S’y ajoutent des centaines d’illustrations visuelles, complétant parfois très judicieusement les idées et souvent de façon collaborative, car une même idée peut être illustrée par plusieurs contributeurs. Cette profusion est le fruit de plus de 500 contributeurs inscrits, que nous appellerons entre nous « carticipants ». Le site a été visité par plus de 4 300 personnes qui ont généré plus de 14 200 pages vues. C’est plutôt un bon début. Rapportée au nombre d’habitants, la participation s’avère légèrement plus élevée qu’à Laval, c’est-à-dire 6 fois plus volumineuse… Une somme de matière à ingurgiter !

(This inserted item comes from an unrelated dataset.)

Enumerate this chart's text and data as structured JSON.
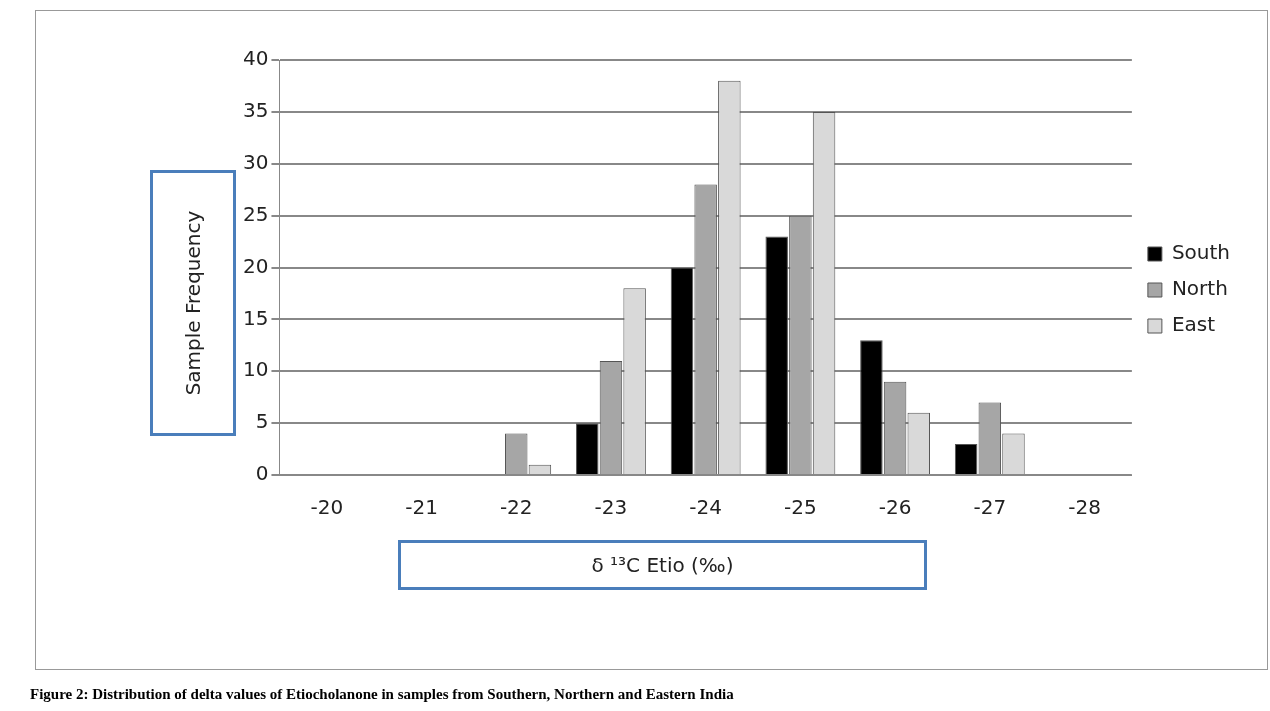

Idée la plus populaire, 117 votes
Notons, pour en finir avec les grands chiffres, que l’idée qui a atteint le « score » le plus élevé à ce jour, est une proposition de l’AFGES. L’association étudiante a visiblement su battre le rappel pour rendre visible son idée intitulée les Cités de l’Avenir. Il s’agit d’un projet de renouveau de la Cité U Gallia, actuellement inoccupée. La « bulle » qui représente cette idée sur la carte obtient un solde positif de 117 votes : 121 favorables et 4 défavorables ce samedi. La taille des bulles étant proportionnelle aux votes, cette idée dame donc le pion à beaucoup d’autres, de prime abord. Mais ce genre de mobilisation fait partie intégrante du jeu démocratique. Y compris dans le cadre d’une initiative indépendante du pouvoir politique.

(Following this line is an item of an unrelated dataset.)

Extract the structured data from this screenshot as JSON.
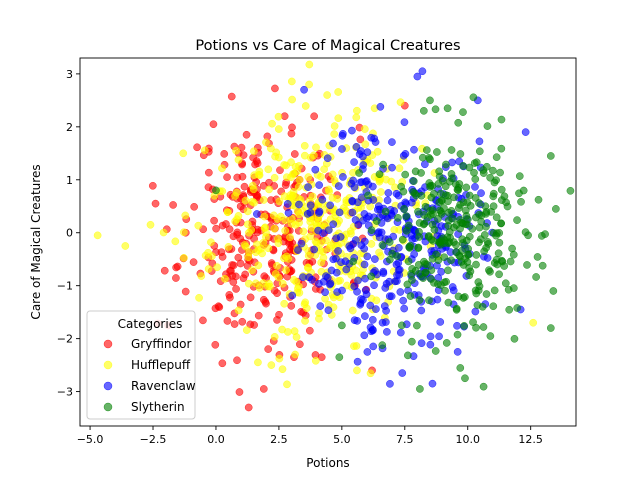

Il ne faut donc pas se limiter aux idées récoltant les meilleurs votes. Quelques autres idées se détachent, quantitativement, mais il est encore bien trop tôt pour en distinguer les causes. Il y a un effet d’ancienneté, car les premières déposées sont en moyenne les mieux servies. Il y a des effets de mobilisation, donc, avec relais sur les réseaux sociaux. Il y a aussi de la convergence réelle et spontanée de points de vue, sur certaines propositions, mais sans qu’on puisse encore dégager d’idées « phares ».
Zoom sur les petites idées
Par expérience, j’ajouterais que les « petites » idées ne sont pas toujours les moins intéressantes. Je vous invite à explorer la carte attentivement, à fond sur la manette de zoom : les petites idées n’apparaissent qu’en s’en rapprochant, c’est une contrainte technique. Vous pouvez par exemple explorer de près votre quartier, en utilisant le zoom et l’outil « se géolocaliser », situé en haut à droite de la carte. Vous détecterez peut-être quelques idées lumineuses encore vues par peu de monde, que vous aurez envie de soutenir et de relayer sur les réseaux sociaux. Vous aurez peut-être, par la même occasion, une nouvelle idée à déposer, qui sortira des sentiers battus du centre urbain.
Notons surtout qu’il y a beaucoup d’idées dispersées qui peuvent, je dirais même qui doivent, s’interpréter en grandes tendances, plus ou moins convergentes. Elles constituent alors une masse d’implications citoyennes tout aussi significative. À ce titre, notre outil resterait perfectible, pour permettre d’identifier plus facilement des réseaux d’idées, ou permettre le regroupement de certaines. Mais nos moyens techniques ne sont pas illimités. Et puis, il faut bien laisser un peu de travail de synthèse aux sociologues…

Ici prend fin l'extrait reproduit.